21番の窓口にはアジア人と思しき老人が並んでいて、ヒスパニック風の家族が並ぶ22番よりは"当たり"に思えた。両親と3人の子どもの指紋を採ったり、彼らがアメリカに永遠に居座りはしないか確認するのは、ずいぶん時間がかかりそうだったからだ。欲を言えば旅慣れた出張族と思しき日本人が並ぶ20番が良かったけれど、21番の老人も身なりも悪くないし、ソツなく入国してくれる雰囲気だ。
ところが、21番の係員は老人に、「これは持っていないのか」と窓口に貼った税関申告書を指す。実に初歩的。イラついて普段以上に心の狭い僕は、申告書を書くために老人が列から脱落することを予想し、かつ期待する。ところが老人は雑多な書類の束を入国審査官に渡し、「ここから探してくれ」という素振り。これは寝技だ。審査官も無碍には断れないようで、結局は申告書を探してやって署名させる。記帳台は列の後ろだけれど、署名だけなら勘弁してやろう。
しかし、と思う。アメリカの入国手続に時間がかかるというのは分かっていたことだし、それはこの老人のような全入国者たちの手続の総和だ。そこには当然に僕自身も含まれる。さらには、この老若男女白黒黄色の多様性こそがアメリカの魅力であって、僕もまた突き詰めればその魅力がためにこうして仕事に来ているのだ。目の前の老人が税関申告書を手に持っていなかったことを取り沙汰するのは、葉を見て森を観ず、だろう。あまりにも瑣末。

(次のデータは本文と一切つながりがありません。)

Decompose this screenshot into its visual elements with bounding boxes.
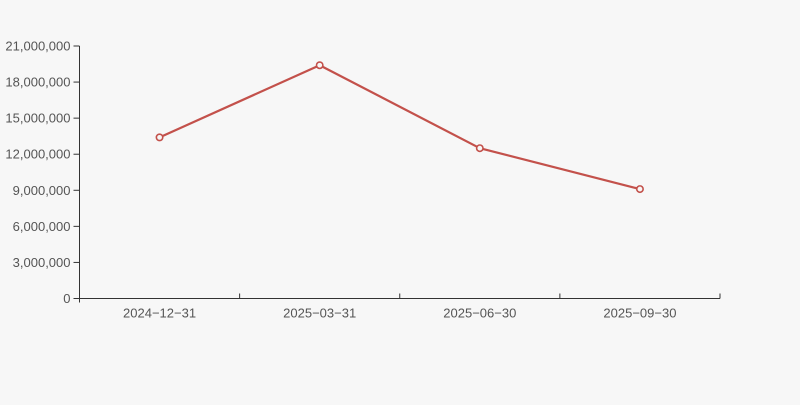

出張者やら観光客やら移民やらが続々と押し寄せて、この土地で前に進んでいく。それは紛れもない事実で、問題はこの鼓動を感じるかどうか、ということだ。アメリカの根本への理解は、3日間の短い滞在と言えどもこの国で過ごす時間の質と成果を変えうる。ならば、「3つの真実」が提起するような人間関係への理解と無理解は、ついには僕たちの人生の終着点をも変えてしまう大きな違いになるはずだ。空恐ろしくもあり、心躍るものもある。さて、僕たちはどこに行こうか。